Il y a du bon et du mauvais dans les contenus politiques, certaines chaînes tombant «à bras raccourcis» sur tous ceux qui dirigent de près ou de loin le pays, à l’exception de leurs amis, alors que d’autres passent leur temps à tout «descendre en flammes»…sauf «moul esstah» et ses proches, parents et amis ou ses affaires.
Il y a, il y a…
Mais, il y a, aussi, de grandes satisfactions :
D’abord, et avant tout, c’est de (re-) voir la dynamique individuelle prendre le dessus sur l’inertie étatique. Il était temps, car, en matière de communication, si la loi relative à l’Information d’avril 90 avait permis la libération de l’expression médiatique cela n’avait pas duré longtemps, le mouvement ayant été stoppé en plein vol (raisons invoquées : terrorisme, état d’urgence ) avec le rétablissement du ministère de la Communication et la suppression du Conseil supérieur de l’Information (Csi). Seul gain de l’époque, l’émergence, puis le développement rapide, quasi-incontrôlable, d’une presse écrite libre, cherchant à tout prix son indépendance, ce qui ne fut guère facile tant les divers «centres de décision», traditionnels ou nouveaux, institutionnels ou privés, politiques ou économiques, cherchaient à s’accaparer du «4è pouvoir». Aujourd’hui, donc, existent, peut-être, quelques bonnes centaines d’entreprises de presse et de communication ou bien plus (dont celles publicitaires au sens strict du terme).

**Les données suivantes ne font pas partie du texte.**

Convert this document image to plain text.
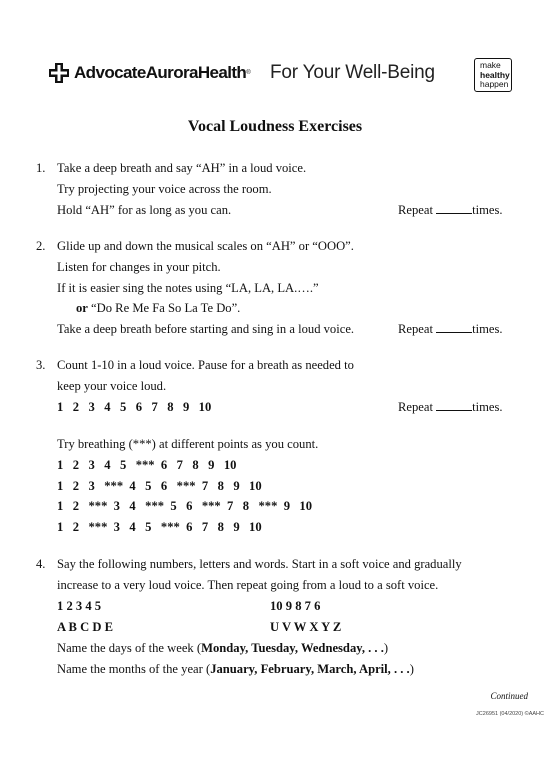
AdvocateAuroraHealth ® For Your Well-Being	make
healthy
happen
Vocal Loudness Exercises
1. Take a deep breath and say “AH” in a loud voice.
Try projecting your voice across the room.
Hold “AH” for as long as you can.	Repeat	times.
2. Glide up and down the musical scales on “AH” or “OOO”.
Listen for changes in your pitch.
If it is easier sing the notes using “LA, LA, LA.….”
or “Do Re Me Fa So La Te Do”.
Take a deep breath before starting and sing in a loud voice.	Repeat	times.
3. Count 1-10 in a loud voice. Pause for a breath as needed to
keep your voice loud.
1   2   3   4   5   6   7   8   9   10	Repeat	times.
Try breathing (***) at different points as you count.
1   2   3   4   5   ***  6   7   8   9   10
1   2   3   ***  4   5   6   ***  7   8   9   10
1   2   ***  3   4   ***  5   6   ***  7   8   ***  9   10
1   2   ***  3   4   5   ***  6   7   8   9   10
4. Say the following numbers, letters and words. Start in a soft voice and gradually
increase to a very loud voice. Then repeat going from a loud to a soft voice.
1 2 3 4 5	10 9 8 7 6
A B C D E	U V W X Y Z
Name the days of the week (Monday, Tuesday, Wednesday, . . .)
Name the months of the year (January, February, March, April, . . .)
Continued
JC26951 (04/2020) ©AAHC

En matière d’audiovisuel national 100%, sans trop nous appesantir sur la mort (programmée ?) du cinéma et les obstacles mis sur le chemin des entreprises de production (radio – car on oublie souvent que des entreprises de production privées de radio avaient vu le jour dans la foulée de la loi d’avril 90 – et télévision) soumises au diktat d’une entreprise nationale unique de diffusion, c’est la «salle d’attente» ! Pour combien de temps encore et surtout comment ? Il y a tellement de calculs. On commence (rait) à se bousculer au portillon des «projets». On en voit depuis quelque temps, des petites et grandes manœuvres comme si la situation de la régie publicitaire (Anep et autres grosses boîtes détenant les budgets de clients précis) allait rester la même, comme si les téléspectateurs algériens étaient malléables à merci, comme si les journalistes, les animateurs et les créatifs du pays allaient continuer à travailler comme il plaira aux «patrons», parfois sans contrat de travail ou sans enregistrement aux caisses d’assurances et de sécurité sociales, comme si l’éthique, la déontologie et la responsabilité sociale avaient foutu de camp pour toujours du champ médiatico-journalistique comme si toutes les chaînes créées à l’étranger allaient, demain, rentrer au bercail, abandonnant les avantages apportées par une «présence» à l’extérieur (charriant indépendance juridique, échappant au droit algérien sauf pour ses correspondants et ses représentations, et influence politique)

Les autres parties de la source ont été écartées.